HEIC to JPG: The Complete iPhone Photo Guide

Convert iPhone photos for websites, forms, Windows apps, and older editors without giving up your original.

By Thorpie ·

Quick answer

Keep HEIC when you are staying inside a modern Apple workflow and want efficient storage. Convert a copy to JPG when a website, form, Windows app, print service, or older editor rejects the file. Preserve the original, convert once at high quality, and test the JPG in its destination.

HEIC vs JPG: what changes?

HEIC is a container commonly used for photos stored in HEIF. Apple adopted the format because it offers better compression than JPEG while preserving comparable visual quality. JPG remains the safer delivery format because support extends across older software, upload forms, browsers, and non-Apple devices.

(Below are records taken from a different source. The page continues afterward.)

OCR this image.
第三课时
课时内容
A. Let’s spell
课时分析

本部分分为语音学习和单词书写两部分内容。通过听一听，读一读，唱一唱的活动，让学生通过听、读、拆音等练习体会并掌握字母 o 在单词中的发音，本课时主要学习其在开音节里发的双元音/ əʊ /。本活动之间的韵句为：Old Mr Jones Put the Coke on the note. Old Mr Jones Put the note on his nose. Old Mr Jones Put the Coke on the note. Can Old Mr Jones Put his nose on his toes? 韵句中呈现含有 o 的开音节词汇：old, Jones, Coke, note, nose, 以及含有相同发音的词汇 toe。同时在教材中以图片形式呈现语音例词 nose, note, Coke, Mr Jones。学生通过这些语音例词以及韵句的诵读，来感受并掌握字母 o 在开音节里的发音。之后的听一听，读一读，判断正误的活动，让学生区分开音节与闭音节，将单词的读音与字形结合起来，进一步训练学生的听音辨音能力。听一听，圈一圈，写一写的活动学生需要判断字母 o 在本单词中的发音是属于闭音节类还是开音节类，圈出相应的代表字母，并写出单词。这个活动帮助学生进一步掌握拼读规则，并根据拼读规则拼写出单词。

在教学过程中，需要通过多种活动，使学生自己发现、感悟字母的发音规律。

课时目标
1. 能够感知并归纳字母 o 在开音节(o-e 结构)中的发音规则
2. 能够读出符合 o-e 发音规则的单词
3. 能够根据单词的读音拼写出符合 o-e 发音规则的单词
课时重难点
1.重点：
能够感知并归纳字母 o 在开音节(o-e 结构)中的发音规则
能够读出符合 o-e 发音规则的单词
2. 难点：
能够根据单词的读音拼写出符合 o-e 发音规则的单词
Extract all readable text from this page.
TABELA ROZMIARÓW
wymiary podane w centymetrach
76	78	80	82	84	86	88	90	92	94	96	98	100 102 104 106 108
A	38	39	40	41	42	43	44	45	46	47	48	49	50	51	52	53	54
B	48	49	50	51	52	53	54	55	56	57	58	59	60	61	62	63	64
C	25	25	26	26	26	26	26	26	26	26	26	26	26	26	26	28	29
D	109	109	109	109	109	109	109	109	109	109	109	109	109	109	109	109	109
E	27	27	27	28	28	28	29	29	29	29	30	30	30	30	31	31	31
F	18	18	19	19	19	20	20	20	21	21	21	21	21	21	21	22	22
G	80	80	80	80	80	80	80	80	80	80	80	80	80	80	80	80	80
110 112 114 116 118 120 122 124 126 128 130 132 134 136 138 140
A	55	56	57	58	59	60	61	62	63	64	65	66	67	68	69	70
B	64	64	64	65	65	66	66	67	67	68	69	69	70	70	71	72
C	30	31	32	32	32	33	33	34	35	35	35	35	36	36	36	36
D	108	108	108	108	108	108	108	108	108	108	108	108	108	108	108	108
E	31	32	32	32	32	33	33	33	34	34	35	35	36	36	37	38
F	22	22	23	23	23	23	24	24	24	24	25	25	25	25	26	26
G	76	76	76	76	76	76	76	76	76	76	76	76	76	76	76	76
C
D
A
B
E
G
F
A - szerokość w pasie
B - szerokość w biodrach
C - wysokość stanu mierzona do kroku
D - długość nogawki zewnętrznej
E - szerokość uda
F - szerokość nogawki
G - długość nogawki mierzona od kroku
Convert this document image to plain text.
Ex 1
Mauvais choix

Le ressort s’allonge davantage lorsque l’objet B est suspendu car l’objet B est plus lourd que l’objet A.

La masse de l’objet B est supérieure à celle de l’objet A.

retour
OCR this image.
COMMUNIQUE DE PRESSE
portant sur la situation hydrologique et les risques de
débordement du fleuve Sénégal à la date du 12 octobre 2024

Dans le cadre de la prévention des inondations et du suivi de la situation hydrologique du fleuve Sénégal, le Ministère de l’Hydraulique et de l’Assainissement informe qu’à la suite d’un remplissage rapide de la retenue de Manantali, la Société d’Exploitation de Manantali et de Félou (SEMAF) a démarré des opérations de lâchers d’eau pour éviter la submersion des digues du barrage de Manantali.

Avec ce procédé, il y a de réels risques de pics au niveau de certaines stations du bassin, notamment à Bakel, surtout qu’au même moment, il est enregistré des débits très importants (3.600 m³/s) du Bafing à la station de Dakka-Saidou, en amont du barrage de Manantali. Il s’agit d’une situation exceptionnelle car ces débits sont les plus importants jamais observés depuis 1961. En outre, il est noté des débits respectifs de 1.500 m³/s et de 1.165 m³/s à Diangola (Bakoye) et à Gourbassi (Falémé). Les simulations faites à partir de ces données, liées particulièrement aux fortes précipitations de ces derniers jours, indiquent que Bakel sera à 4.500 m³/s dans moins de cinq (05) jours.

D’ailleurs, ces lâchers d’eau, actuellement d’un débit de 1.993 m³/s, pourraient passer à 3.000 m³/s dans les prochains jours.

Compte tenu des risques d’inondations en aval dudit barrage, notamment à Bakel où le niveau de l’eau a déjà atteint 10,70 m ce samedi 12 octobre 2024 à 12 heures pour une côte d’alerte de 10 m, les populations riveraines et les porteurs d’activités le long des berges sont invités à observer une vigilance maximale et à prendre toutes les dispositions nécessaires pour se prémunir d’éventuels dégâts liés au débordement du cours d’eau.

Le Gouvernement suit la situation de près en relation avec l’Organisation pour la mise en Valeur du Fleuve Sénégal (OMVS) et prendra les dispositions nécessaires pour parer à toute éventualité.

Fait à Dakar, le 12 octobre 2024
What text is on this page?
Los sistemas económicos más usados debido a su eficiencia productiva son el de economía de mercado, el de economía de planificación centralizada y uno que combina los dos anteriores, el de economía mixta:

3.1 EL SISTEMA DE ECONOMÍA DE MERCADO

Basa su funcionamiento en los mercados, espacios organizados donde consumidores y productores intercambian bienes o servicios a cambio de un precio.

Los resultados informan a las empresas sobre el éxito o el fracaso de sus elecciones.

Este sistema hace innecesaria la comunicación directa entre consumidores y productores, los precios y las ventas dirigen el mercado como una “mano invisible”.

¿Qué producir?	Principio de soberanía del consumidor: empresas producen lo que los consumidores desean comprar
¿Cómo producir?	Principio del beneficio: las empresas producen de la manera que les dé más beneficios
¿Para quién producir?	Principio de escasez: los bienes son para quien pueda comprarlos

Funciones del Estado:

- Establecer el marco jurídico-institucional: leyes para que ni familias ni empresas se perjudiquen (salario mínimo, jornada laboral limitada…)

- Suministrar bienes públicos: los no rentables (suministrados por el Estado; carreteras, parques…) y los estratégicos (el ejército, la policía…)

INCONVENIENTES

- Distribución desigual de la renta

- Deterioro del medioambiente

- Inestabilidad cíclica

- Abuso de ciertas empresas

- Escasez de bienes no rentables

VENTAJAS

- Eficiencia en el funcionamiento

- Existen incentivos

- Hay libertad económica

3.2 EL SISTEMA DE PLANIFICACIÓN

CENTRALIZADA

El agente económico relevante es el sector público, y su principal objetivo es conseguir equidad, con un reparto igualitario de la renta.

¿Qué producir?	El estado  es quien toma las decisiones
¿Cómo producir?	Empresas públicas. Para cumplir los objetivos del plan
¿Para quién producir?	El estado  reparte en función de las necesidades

Practical differences between HEIC source files and JPG delivery copies.
DecisionHEICJPG
CompatibilityBest in newer Apple and supported appsWorks in nearly every image workflow
StorageMore efficient for iPhone librariesOften larger at similar perceived quality
Editing handoffMay require codec or app supportWidely accepted by editors and forms
Advanced dataCan contain multiple images and auxiliary dataSimple still-image delivery

How to convert HEIC to JPG safely

  1. Keep the original. Make a JPG delivery copy rather than replacing the HEIC master.
  2. Convert once. Open the file in the HEIC to JPG converter and use a high-quality output.
  3. Verify the destination. Open the JPG in the app or upload form that rejected HEIC.

If an upload has a strict size limit, finish with JPG compression. Avoid repeated exports: every additional lossy save can add artifacts.

Change how your iPhone captures or transfers photos

Capture future photos as JPG

Open Settings → Camera → Formats, then choose Most Compatible. Apple notes that High Efficiency uses HEIF/HEVC, while Most Compatible uses JPEG/H.264 for new captures.

Let the iPhone convert during transfer

Transfer behavior depends on your device and destination. Apple documents that HEIF media may be converted to a more compatible format during import or sharing. If predictable results matter, keep originals and create a clearly named JPG copy yourself.

Quality, metadata, and Live Photos

JPG is lossy, but one high-quality conversion is usually appropriate for web uploads, email, and everyday sharing. A still JPG does not preserve every HEIC capability, such as multiple-image sequences or the motion component of a Live Photo.

Conversion and metadata removal are separate decisions. Before public sharing, use the EXIF viewer to inspect embedded fields and remove EXIF metadata from a delivery copy when needed.

Sources and further reading

Frequently Asked Questions

Why are my iPhone photos HEIC instead of JPG?

Apple uses HEIF/HEIC in High Efficiency camera mode because it can preserve visual quality with less storage than JPEG. The .heic extension is the container commonly used for those photos.

Does converting HEIC to JPG reduce quality?

JPG is lossy, so conversion can introduce some compression. Use a high-quality export and convert once from the original to keep the difference difficult to notice in normal viewing.

Will converting HEIC remove Live Photo video?

A JPG export contains a still image only. Keep the original HEIC and its paired video if you want to preserve Live Photo behavior.

Can I make my iPhone take JPG photos instead?

Yes. In iPhone Settings, open Camera, choose Formats, then select Most Compatible. This improves compatibility for future captures but generally uses more storage than High Efficiency mode.

Is it safe to convert a private iPhone photo online?

Check whether the converter uploads files. PictureConvert processes HEIC files in your browser, so the source image does not need to leave your device.